Vers 21 h 30, les députés Renaissance (ex-EPR) multiplient les rappels au règlement ainsi que les suspensions de séance et déposent de très nombreux sous-amendements. La manœuvre a un objectif : empêcher un vote sur ce texte avant minuit et la fin de la niche parlementaire. L’ambiance est électrique dans l’hémicycle mais aussi à la buvette. En voyant Olivier Véran, alors porte-parole du gouvernement, les insoumis commencent à chanter : « On est là, on est là ! Même si Véran ne le veut pas, nous on est là ! »
Le plus souvent, on échange avec des députés avec qui nous ne sommes pas d’accord politiquement.
P. Perrot
« La buvette, ce n’est pas que du temps libre. C’est un endroit où l’on peut travailler. C’est aussi l’occasion d’avoir des échanges avec les membres de cabinets ministériels ou les conseillers du président. Mais, le plus souvent, on échange avec des députés avec qui nous ne sommes pas d’accord politiquement, comme les communistes, se souvient le macroniste Patrice Perrot. Je n’ai pas initialement d’accroche avec eux, mais on peut poser les prémices d’un accord. Bon, ce n’est pas possible avec La France insoumise ou le Rassemblement national. Avec eux, on se regarde en chiens de faïence. Leurs comportements dans l’hémicycle ont forcément une incidence dans l’ensemble de l’Assemblée nationale. »

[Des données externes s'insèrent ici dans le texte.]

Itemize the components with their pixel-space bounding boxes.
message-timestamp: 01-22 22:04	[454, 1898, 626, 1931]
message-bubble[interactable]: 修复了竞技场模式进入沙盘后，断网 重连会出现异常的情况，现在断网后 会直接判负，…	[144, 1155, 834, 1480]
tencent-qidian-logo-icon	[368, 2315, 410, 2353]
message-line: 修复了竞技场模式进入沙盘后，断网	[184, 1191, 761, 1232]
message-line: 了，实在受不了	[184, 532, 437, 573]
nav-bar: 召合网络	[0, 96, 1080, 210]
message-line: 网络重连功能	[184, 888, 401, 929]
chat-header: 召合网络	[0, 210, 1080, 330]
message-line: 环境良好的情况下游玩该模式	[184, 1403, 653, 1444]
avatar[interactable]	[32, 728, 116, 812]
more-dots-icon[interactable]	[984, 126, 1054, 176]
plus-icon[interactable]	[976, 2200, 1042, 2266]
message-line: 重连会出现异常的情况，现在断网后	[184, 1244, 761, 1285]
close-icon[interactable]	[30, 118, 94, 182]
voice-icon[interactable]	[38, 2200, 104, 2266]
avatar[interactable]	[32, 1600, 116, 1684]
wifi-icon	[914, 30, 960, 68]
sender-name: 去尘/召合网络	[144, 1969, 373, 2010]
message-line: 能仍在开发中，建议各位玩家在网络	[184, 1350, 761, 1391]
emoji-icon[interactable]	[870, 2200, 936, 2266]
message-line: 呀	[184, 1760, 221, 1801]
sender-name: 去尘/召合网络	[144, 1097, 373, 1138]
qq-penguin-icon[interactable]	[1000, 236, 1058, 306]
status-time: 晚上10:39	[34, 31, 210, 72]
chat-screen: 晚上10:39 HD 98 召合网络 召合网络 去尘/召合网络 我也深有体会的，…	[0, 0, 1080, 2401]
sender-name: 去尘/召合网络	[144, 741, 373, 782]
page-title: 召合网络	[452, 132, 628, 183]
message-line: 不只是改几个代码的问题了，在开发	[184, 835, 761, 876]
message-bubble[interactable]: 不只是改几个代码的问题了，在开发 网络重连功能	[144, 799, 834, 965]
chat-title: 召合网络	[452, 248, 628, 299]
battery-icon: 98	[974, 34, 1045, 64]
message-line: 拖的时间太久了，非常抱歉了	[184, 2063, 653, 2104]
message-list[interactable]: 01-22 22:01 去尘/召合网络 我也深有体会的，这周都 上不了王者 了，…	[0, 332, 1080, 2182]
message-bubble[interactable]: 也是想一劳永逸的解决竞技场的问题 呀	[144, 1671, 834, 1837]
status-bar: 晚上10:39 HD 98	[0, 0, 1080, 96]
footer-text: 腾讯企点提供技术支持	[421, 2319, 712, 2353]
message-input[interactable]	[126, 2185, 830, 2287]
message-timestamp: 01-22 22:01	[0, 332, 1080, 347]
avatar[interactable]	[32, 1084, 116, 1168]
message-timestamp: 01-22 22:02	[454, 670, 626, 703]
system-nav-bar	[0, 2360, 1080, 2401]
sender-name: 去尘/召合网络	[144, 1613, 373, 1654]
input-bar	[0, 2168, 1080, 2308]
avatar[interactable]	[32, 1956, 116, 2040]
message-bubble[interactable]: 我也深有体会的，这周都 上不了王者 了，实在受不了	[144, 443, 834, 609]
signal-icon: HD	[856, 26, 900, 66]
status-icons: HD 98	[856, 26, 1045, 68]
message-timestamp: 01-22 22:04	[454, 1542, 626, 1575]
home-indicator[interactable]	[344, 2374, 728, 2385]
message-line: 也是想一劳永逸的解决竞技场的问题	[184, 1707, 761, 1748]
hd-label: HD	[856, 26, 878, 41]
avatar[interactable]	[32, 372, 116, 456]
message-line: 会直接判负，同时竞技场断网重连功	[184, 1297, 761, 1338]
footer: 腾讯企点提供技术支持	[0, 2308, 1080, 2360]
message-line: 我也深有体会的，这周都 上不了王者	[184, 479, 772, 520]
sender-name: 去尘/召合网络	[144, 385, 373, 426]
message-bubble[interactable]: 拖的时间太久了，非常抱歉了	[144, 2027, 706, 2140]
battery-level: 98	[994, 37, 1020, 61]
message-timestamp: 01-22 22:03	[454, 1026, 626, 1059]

Entre les députés insoumis et le camp présidentiel, les tensions s’amplifient entre 2022 et 2024. Néanmoins, Patrice Perrot se souvient aussi de ses rendez-vous à la buvette avec René Pilato, député insoumis élu en 2023. « C’est quelqu’un avec qui on peut parler », reconnaît Perrot. Les deux députés ont travaillé ensemble sur une mission d’information concernant la gestion de l’eau pour les activités économiques.
« C’est à la buvette que j’ai échangé pour la première fois avec Georges Fenech », se rappelle quant à lui Sébastien Pietrasanta. Le socialiste et le député UMP (ex-LR) doivent accorder leurs violons en 2016. Fenech préside la commission d’enquête sur « les moyens mis en œuvre par l’État pour lutter contre le terrorisme depuis le 7 janvier 2015 », jour de l’attaque terroriste visant Charlie Hebdo. Pietrasanta est le rapporteur de cette commission. « On a appris à se connaître, on a décidé de notre méthode de travail », raconte le socialiste. La buvette de l’Assemblée aide indéniablement à dépasser les clivages.